Clause 86 - development work and experiments
Education Bill
Public Bill Committees, 15 January 2002, 6:45 pm

Mr Ivan Lewis (Parliamentary Under-Secretary, Department for Education and Skills; Bury South, Labour)
The difficulty with the amendment is that it makes no reference to school organisation committees, or to the need to comply with the school organisation committee requirements, criteria or application process. Clearly, if a new school wants to come into the maintained sector, it would be required to go through those processes. It also makes no reference to a requirement to apply to the Secretary of State for any disapplication or variance of the national curriculum. That is its weakness.
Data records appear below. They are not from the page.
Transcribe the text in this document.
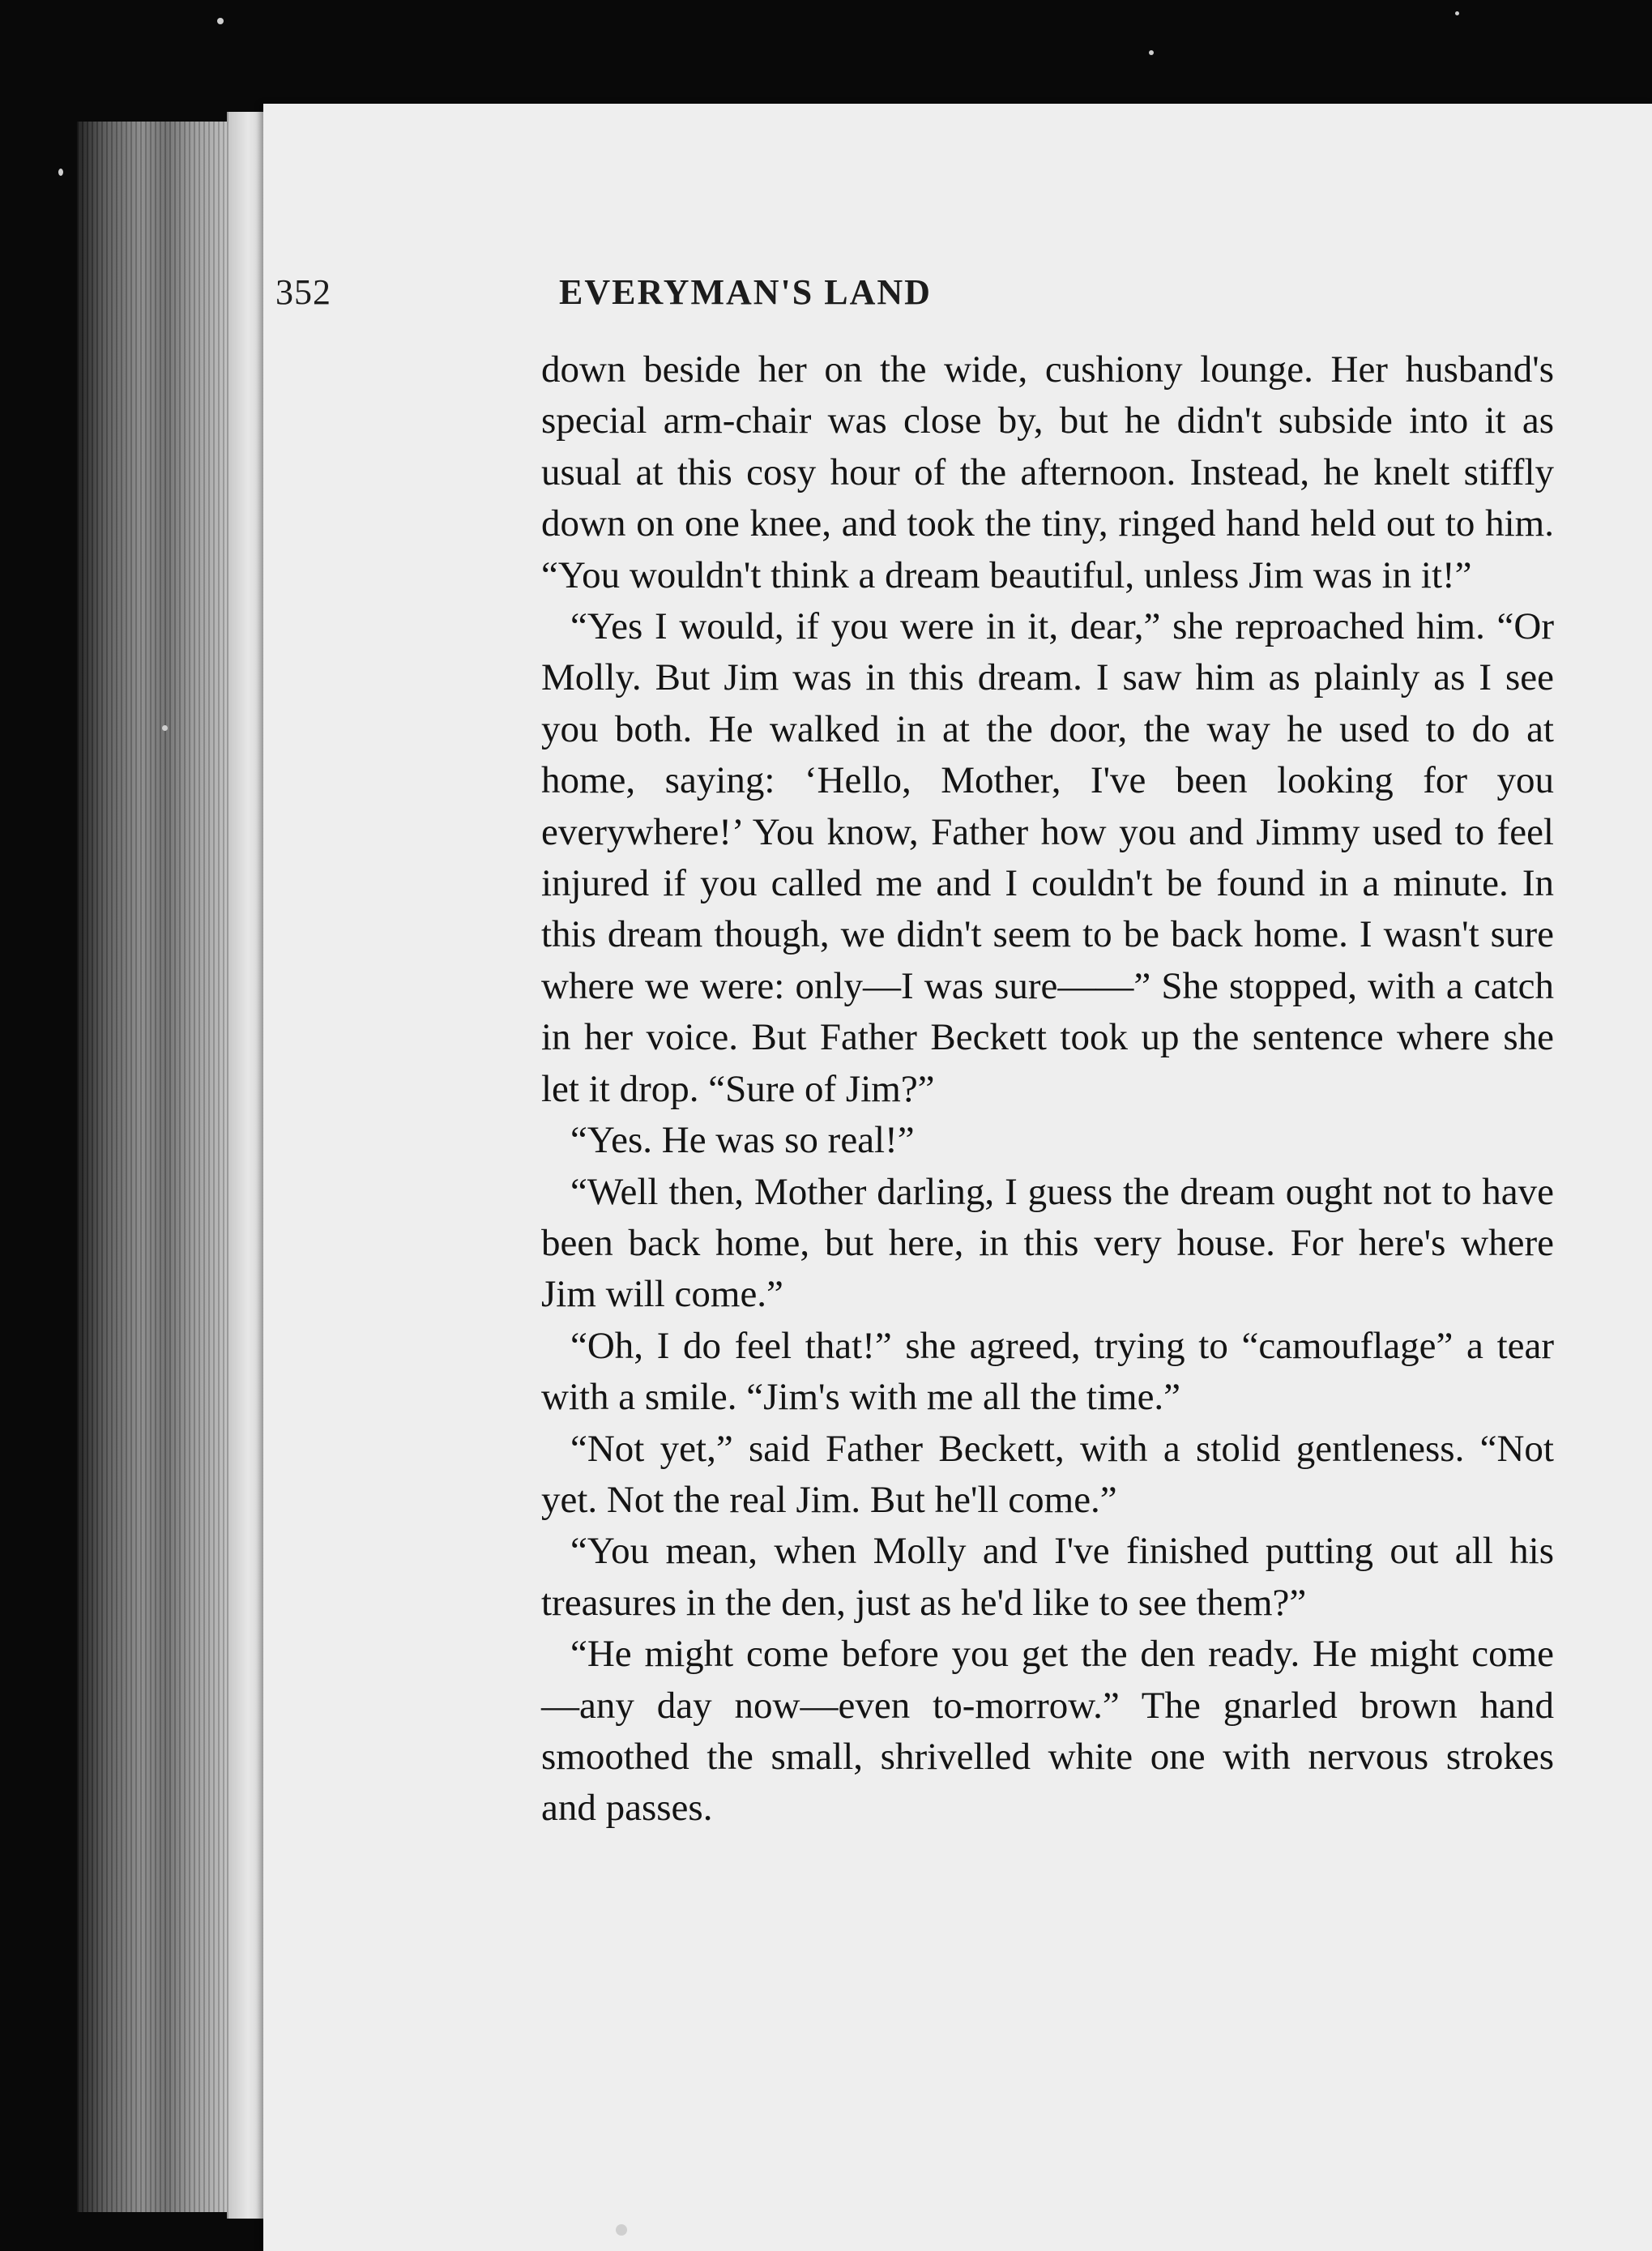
352	EVERYMAN'S LAND

down beside her on the wide, cushiony lounge. Her husband's special arm-chair was close by, but he didn't subside into it as usual at this cosy hour of the afternoon. Instead, he knelt stiffly down on one knee, and took the tiny, ringed hand held out to him. “You wouldn't think a dream beautiful, unless Jim was in it!”

“Yes I would, if you were in it, dear,” she reproached him. “Or Molly. But Jim was in this dream. I saw him as plainly as I see you both. He walked in at the door, the way he used to do at home, saying: ‘Hello, Mother, I've been looking for you everywhere!’ You know, Father how you and Jimmy used to feel injured if you called me and I couldn't be found in a minute. In this dream though, we didn't seem to be back home. I wasn't sure where we were: only—I was sure——” She stopped, with a catch in her voice. But Father Beckett took up the sentence where she let it drop. “Sure of Jim?”

“Yes. He was so real!”

“Well then, Mother darling, I guess the dream ought not to have been back home, but here, in this very house. For here's where Jim will come.”

“Oh, I do feel that!” she agreed, trying to “camouflage” a tear with a smile. “Jim's with me all the time.”

“Not yet,” said Father Beckett, with a stolid gentleness. “Not yet. Not the real Jim. But he'll come.”

“You mean, when Molly and I've finished putting out all his treasures in the den, just as he'd like to see them?”

“He might come before you get the den ready. He might come—any day now—even to-morrow.” The gnarled brown hand smoothed the small, shrivelled white one with nervous strokes and passes.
If hon. Members can envisage a hypothetical set of circumstances, it would be possible for a school that is outside the maintained sector to come into it. However, that would have to be done through the usual agreed processes, and it would have to receive the approval of the school organisation committee. Having gone through that process, the school would have the opportunity to request disapplication, as would any maintained school.
However, on what basis would a school outside the maintained sector come into it? Such a school would have to meet a certain set of requirements through the school organisation committee before being accepted as a maintained school. Having been accepted as a new maintained school, it would have the opportunity, like any other new maintained school, either through the
power to innovate or other mechanisms that are available, to apply to the Secretary of State, as the amendment suggests, for a disapplication of the curriculum. As part of its application, it would have to demonstrate its reasons for doing so. Having been an independent school, it would have to demonstrate that it was not simply because it did not want to put into practice the national curriculum. It would have to give much better reasons than that to obtain the Secretary of State's approval.
The existing framework allows a school to come from the non-maintained sector into the maintained sector through the school organisation committee. Having become a school in the maintained sector, it would have the right, like any other school in that sector, to use the available legislative mechanisms to request that part or all of the curriculum should be suspended. In considering any such application, the Secretary of State would look at whether there was a clear attempt to abuse or exploit the system—whether the school had simply used a backdoor route to enter the state system and obtain state funding, and, then, not to apply the national curriculum. Its request would be judged on the same basis, in that context, as other maintained schools.